How can I show the string and then put the program to sleep? 如何显示字符串然后让程序进入睡眠状态? The compiler is GCC 3.3.5 (propolice) in OpenBSD 4.3. 编译器是OpenBSD 4.3中的GCC 3.3.5(propolice)。
PS I don't know how you put here the preprocessor lines correctly. PS我不知道你如何正确地放置预处理器线。
4 个解决方案
解决方案1
33 2008-12-03 18:46:22
printf() writes to stdout (the default output stream) which is usually line buffered. printf()写入stdout (默认输出流),它通常是行缓冲的。 The buffer isn't flushed by the time sleep is called so nothing is displayed, when the program exits all streams are automatically flushed which is why it prints right before exiting. 调用sleep不会刷新缓冲区,因此当程序退出所有流时会自动刷新,这就是为什么它在退出之前打印的原因。 Printing a newline will usually cause the stream to be flushed, alternatively you could use the fflush function: 打印换行符通常会导致流刷新,或者您可以使用fflush功能:
int main(void)
{
printf(" I like cows.\n");
sleep(5);
return 0;
}
or: 要么:
int main(void)
{
printf(" I like cows.");
fflush(stdout);
sleep(5);
return 0;
}
If you are printing to a stream that is not line buffered, as may be the case if stdout is redirected or you are writing to a file, simply printing a newline probably won't work. 如果要打印到不是行缓冲的流,如果重定向stdout或者您正在写入文件,可能就是这样,只是打印换行可能不起作用。 In such cases you should use fflush if you want the data written immediately. 在这种情况下,如果您想立即写入数据,则应使用fflush 。
解决方案2
3 2008-12-03 18:45:06
Your problem is that printf (and anything else that uses the stdio library to write to stdout (standard output)) is buffered - line buffered if it goes to the console, and size buffered if it goes to a file. 您的问题是printf(以及使用stdio库写入stdout(标准输出)的任何其他内容)被缓冲 - 如果它进入控制台则行缓冲,如果它转到文件则缓冲大小。 If you do a fflush(stdout); 如果你做fflush(stdout); after the printf , it will do what you want. 在printf ,它会做你想要的。 You could try just adding a newline ('\\n') to your string, and that would do the right thing as long as you don't redirect standard output to a file. 您可以尝试在字符串中添加换行符('\\ n'),只要不将标准输出重定向到文件,这就行了。
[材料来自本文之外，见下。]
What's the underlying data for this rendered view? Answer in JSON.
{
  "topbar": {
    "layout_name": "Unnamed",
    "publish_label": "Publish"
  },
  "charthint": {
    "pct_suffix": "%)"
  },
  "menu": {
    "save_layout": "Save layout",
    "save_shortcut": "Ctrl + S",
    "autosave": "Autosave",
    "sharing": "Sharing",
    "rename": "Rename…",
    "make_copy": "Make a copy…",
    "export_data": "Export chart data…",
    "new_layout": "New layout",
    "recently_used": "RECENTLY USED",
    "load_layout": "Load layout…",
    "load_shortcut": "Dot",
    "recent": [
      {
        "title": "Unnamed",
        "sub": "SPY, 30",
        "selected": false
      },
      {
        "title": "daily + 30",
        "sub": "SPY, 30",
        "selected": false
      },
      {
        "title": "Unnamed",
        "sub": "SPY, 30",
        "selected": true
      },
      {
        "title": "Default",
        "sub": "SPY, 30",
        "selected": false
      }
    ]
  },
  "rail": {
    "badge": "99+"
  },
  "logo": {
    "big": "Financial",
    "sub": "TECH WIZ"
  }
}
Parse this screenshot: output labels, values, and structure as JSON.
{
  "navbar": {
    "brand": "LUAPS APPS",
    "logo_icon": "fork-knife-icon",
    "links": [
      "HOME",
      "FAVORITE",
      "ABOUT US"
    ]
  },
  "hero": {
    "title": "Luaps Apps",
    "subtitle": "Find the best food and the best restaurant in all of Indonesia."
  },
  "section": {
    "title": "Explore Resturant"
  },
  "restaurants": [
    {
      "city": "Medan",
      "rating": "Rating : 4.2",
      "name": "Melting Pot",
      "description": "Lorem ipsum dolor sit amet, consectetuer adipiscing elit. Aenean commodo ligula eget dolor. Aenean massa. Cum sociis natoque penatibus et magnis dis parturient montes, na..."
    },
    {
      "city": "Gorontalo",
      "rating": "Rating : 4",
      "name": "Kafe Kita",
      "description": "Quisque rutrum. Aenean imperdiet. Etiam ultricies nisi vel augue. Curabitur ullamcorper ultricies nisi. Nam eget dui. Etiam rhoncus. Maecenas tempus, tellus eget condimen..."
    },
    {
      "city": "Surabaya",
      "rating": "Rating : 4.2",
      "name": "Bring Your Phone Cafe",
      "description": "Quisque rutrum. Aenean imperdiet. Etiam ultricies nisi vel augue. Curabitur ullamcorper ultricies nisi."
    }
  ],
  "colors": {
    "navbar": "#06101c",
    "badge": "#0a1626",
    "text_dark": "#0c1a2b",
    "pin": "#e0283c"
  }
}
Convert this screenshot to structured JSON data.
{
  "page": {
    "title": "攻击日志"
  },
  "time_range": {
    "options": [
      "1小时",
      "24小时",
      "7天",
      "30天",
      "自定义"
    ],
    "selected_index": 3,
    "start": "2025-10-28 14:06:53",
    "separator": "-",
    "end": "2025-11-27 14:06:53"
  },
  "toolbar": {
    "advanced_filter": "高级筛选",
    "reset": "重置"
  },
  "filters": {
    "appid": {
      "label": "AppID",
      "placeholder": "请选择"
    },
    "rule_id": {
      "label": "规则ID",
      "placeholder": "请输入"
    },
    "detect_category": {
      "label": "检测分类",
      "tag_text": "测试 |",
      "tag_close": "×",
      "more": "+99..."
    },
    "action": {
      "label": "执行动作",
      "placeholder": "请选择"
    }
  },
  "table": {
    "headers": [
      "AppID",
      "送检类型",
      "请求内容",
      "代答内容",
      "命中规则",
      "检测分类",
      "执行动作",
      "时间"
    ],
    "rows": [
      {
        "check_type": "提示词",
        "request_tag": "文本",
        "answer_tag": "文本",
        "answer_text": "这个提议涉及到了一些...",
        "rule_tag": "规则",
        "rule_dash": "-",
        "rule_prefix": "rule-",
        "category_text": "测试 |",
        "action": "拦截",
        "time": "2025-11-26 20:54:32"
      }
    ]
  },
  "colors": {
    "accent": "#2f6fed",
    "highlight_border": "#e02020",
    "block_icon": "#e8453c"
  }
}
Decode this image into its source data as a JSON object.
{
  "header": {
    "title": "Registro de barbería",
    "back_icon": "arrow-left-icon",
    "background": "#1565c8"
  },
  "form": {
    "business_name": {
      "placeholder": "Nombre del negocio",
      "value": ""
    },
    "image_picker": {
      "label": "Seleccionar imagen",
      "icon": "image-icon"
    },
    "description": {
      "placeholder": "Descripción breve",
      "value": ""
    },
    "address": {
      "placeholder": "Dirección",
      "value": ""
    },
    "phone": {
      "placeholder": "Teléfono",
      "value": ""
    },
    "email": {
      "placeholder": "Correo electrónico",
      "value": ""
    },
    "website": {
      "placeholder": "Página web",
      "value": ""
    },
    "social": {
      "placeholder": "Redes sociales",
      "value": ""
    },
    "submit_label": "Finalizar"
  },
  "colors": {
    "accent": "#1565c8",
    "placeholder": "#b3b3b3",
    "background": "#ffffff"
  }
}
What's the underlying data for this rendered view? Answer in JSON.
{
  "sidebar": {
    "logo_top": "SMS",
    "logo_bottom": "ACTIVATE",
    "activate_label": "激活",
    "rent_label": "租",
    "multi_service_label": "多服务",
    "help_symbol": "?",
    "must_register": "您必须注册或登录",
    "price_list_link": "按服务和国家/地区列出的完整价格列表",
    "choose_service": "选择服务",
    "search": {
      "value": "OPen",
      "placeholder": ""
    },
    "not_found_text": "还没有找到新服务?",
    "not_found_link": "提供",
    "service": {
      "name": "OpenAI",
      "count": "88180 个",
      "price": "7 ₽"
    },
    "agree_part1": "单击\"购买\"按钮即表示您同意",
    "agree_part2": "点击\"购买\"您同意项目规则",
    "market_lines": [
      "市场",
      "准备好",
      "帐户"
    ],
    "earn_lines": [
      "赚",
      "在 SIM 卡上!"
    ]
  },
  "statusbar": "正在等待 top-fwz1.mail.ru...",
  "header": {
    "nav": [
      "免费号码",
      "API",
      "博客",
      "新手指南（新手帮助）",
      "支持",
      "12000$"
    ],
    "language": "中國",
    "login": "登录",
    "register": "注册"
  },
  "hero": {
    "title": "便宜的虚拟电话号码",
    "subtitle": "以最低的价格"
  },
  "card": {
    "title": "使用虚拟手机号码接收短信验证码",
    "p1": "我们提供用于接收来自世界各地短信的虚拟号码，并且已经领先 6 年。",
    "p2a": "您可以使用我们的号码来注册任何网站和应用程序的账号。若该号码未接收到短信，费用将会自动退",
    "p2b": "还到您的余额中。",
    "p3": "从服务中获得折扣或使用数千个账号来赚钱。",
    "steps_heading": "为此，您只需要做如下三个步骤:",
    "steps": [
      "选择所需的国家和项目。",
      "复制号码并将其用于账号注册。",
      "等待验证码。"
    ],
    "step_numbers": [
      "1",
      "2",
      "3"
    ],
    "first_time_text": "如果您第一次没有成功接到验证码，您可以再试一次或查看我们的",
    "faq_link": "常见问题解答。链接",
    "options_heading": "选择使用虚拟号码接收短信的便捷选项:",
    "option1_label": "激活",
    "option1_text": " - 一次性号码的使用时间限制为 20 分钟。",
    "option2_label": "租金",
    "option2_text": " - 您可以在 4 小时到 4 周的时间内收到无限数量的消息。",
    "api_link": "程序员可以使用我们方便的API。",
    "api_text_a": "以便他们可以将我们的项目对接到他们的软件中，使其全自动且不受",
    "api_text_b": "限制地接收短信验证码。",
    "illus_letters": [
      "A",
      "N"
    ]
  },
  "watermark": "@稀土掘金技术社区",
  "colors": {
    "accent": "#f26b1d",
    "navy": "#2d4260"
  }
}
I'm not 100% sure, but I think stderr isn't buffered, which can cause confusion because you might see output you made to stderr before output you previously made to stdout . 我不是百分百肯定,但我认为stderr没有缓冲,这可能会引起混淆,因为你可能会在stderr之前输出到stdout之前看到你对stderr做的stdout 。
解决方案3
3 2008-12-03 18:47:16
Buffering means that all the output is stored in a place (called buffer) and is output after a certain amount of data is present in it. 缓冲意味着所有输出都存储在一个位置(称为缓冲区),并在其中存在一定量的数据后输出。 This is done for efficiency reasons. 这是出于效率原因而完成的。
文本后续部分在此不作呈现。